The I3LUNG project aims to achieve the highest performance in personalized medicine
through Artificial Intelligence/Machine Learning (AI/ML) modelled on multimodal patients'
data, together with implementing an AI/ML model in a real-life setting. A set of
patient-centered ML tools designed and validated for the project, which make use of the
novel virtual patient AVATAR entity for predicting progression and outcome. To maximize
its impact, the use of Trustworthy explanaible AI methodology will integrate the AI's
inherent performances with the input of human intuition to construct a responsible AI
application able to fully implement truly individualized treatment decisions in NSCLC
interpretable and trustworthy for clinicians. The final objective is the establishment of
a Worldwide Data Sharing and Elaboration Platform (DSEP). The DSEP will provide guiding
tools for patients, providing information to generate awareness on treatments. Lastly, it
gives access to researchers and the general scientific community to the most up-to-date
data sources on NSCLC.
Within the I3LUNG project, an ad-hoc IPDAS for NSCLC patients will be developed. Patient
decision aids are tools that might be used by patients either before or within a
consultation with physicians. Patient decision aids explicitly represent the decision to
be made and provide patients with user-friendly information about each treatment option
by focusing on harms and benefits. This tool could allow patients to explain and clarify
the high complexity of the information provided by the AI/ML approach. These decisional
support systems have been demonstrated to be effective in empowering patients, improving
their knowledge, promoting their active participation in clinical decision-making about
treatments, and improving overall patient satisfaction with care while decreasing
decisional conflict and decisional regret (26-30).
Finally, within the I3LUNG project it will be assessed whether using the IPDAS during the
clinical consultation would foster the quality of the shared decision-making as well as
the quality of the doctor-patient communication. Alongside the evaluation of the impact
of the IPDAS, it will be also evaluated whether the inclusion of the AI/ML predictive
models in clinical practice will be added value in supporting oncologists' clinical
decision-making and decreasing cognitive fatigue and decisional conflict.

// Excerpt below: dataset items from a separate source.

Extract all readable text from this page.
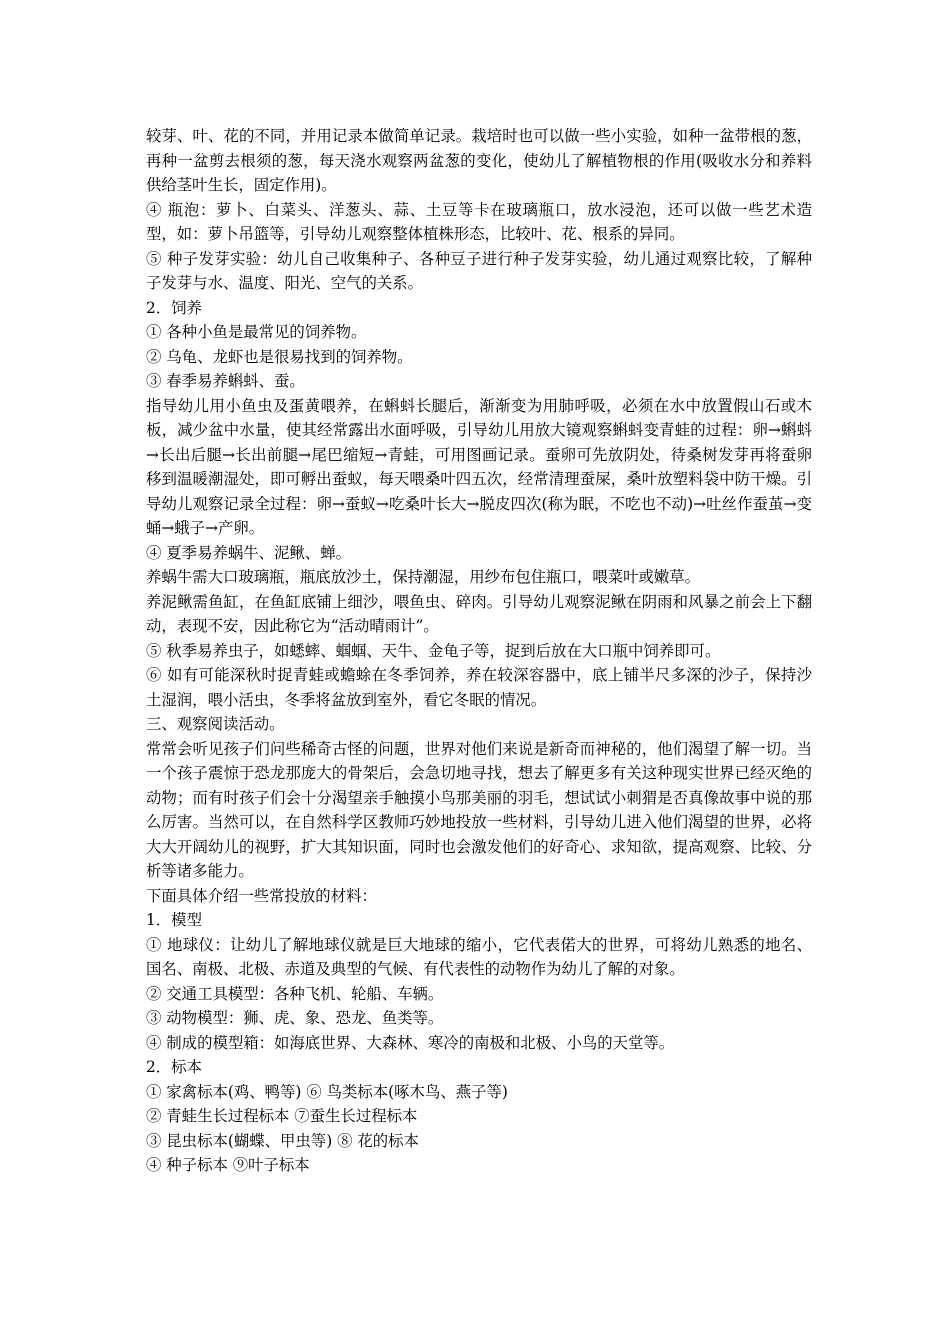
较芽、叶、花的不同，并用记录本做简单记录。栽培时也可以做一些小实验，如种一盆带根的葱，再种一盆剪去根须的葱，每天浇水观察两盆葱的变化，使幼儿了解植物根的作用(吸收水分和养料供给茎叶生长，固定作用)。

④ 瓶泡：萝卜、白菜头、洋葱头、蒜、土豆等卡在玻璃瓶口，放水浸泡，还可以做一些艺术造型，如：萝卜吊篮等，引导幼儿观察整体植株形态，比较叶、花、根系的异同。

⑤ 种子发芽实验：幼儿自己收集种子、各种豆子进行种子发芽实验，幼儿通过观察比较，了解种子发芽与水、温度、阳光、空气的关系。

2．饲养

① 各种小鱼是最常见的饲养物。

② 乌龟、龙虾也是很易找到的饲养物。

③ 春季易养蝌蚪、蚕。

指导幼儿用小鱼虫及蛋黄喂养，在蝌蚪长腿后，渐渐变为用肺呼吸，必须在水中放置假山石或木板，减少盆中水量，使其经常露出水面呼吸，引导幼儿用放大镜观察蝌蚪变青蛙的过程：卵→蝌蚪→长出后腿→长出前腿→尾巴缩短→青蛙，可用图画记录。蚕卵可先放阴处，待桑树发芽再将蚕卵移到温暖潮湿处，即可孵出蚕蚁，每天喂桑叶四五次，经常清理蚕屎，桑叶放塑料袋中防干燥。引导幼儿观察记录全过程：卵→蚕蚁→吃桑叶长大→脱皮四次(称为眠，不吃也不动)→吐丝作蚕茧→变蛹→蛾子→产卵。

④ 夏季易养蜗牛、泥鳅、蝉。

养蜗牛需大口玻璃瓶，瓶底放沙土，保持潮湿，用纱布包住瓶口，喂菜叶或嫩草。

养泥鳅需鱼缸，在鱼缸底铺上细沙，喂鱼虫、碎肉。引导幼儿观察泥鳅在阴雨和风暴之前会上下翻动，表现不安，因此称它为“活动晴雨计”。

⑤ 秋季易养虫子，如蟋蟀、蝈蝈、天牛、金龟子等，捉到后放在大口瓶中饲养即可。

⑥ 如有可能深秋时捉青蛙或蟾蜍在冬季饲养，养在较深容器中，底上铺半尺多深的沙子，保持沙土湿润，喂小活虫，冬季将盆放到室外，看它冬眠的情况。

三、观察阅读活动。

常常会听见孩子们问些稀奇古怪的问题，世界对他们来说是新奇而神秘的，他们渴望了解一切。当一个孩子震惊于恐龙那庞大的骨架后，会急切地寻找，想去了解更多有关这种现实世界已经灭绝的动物；而有时孩子们会十分渴望亲手触摸小鸟那美丽的羽毛，想试试小刺猬是否真像故事中说的那么厉害。当然可以，在自然科学区教师巧妙地投放一些材料，引导幼儿进入他们渴望的世界，必将大大开阔幼儿的视野，扩大其知识面，同时也会激发他们的好奇心、求知欲，提高观察、比较、分析等诸多能力。

下面具体介绍一些常投放的材料：

1．模型

① 地球仪：让幼儿了解地球仪就是巨大地球的缩小，它代表偌大的世界，可将幼儿熟悉的地名、国名、南极、北极、赤道及典型的气候、有代表性的动物作为幼儿了解的对象。

② 交通工具模型：各种飞机、轮船、车辆。

③ 动物模型：狮、虎、象、恐龙、鱼类等。

④ 制成的模型箱：如海底世界、大森林、寒冷的南极和北极、小鸟的天堂等。

2．标本

① 家禽标本(鸡、鸭等) ⑥ 鸟类标本(啄木鸟、燕子等)

② 青蛙生长过程标本 ⑦蚕生长过程标本

③ 昆虫标本(蝴蝶、甲虫等) ⑧ 花的标本

④ 种子标本 ⑨叶子标本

I3LUNG adopts a two-pronged approach to develop a medical device through the creation and
validation of retrospective and prospective AI-based models to predict immunotherapy
efficacy for NSCLC patients using the integration of multisource data (real word and
multi-omics data) through a retrospective - setting up a transnational platform of
available data from 2000 patients - and a prospective - multi-omics prospective data
collection in 200 NSCLS patients - study phase.
The retrospective part of the I3LUNG project includes the analysis of a multicentric
retrospective cohort of more than 2,000 patients. This cohort will be used to perform a
preliminary knowledge extraction phase and to build a retrospective predictive model for
IO (R-Model), that will be used in the prospective study phase to create a first version
of the PDSS tool, an AI-based tool to provide an easy and ready-to-use access to
predictive models, increasing care appropriateness, reducing the negative impacts of
prolonged and toxic treatments on wellbeing and healthcare costs. Also, CT and PET scans
will be collected and a first radiomic signature will be created to feed the R-Model.
The prospective part of the project includes the collection and the analysis of
multi-OMICs data from a multicentric prospective cohort of about 200 patients. This
cohort will be used to validate the results obtained from the retrospective model through
the creation of a new model (P-Model), which will be used to create the final PDSS tool.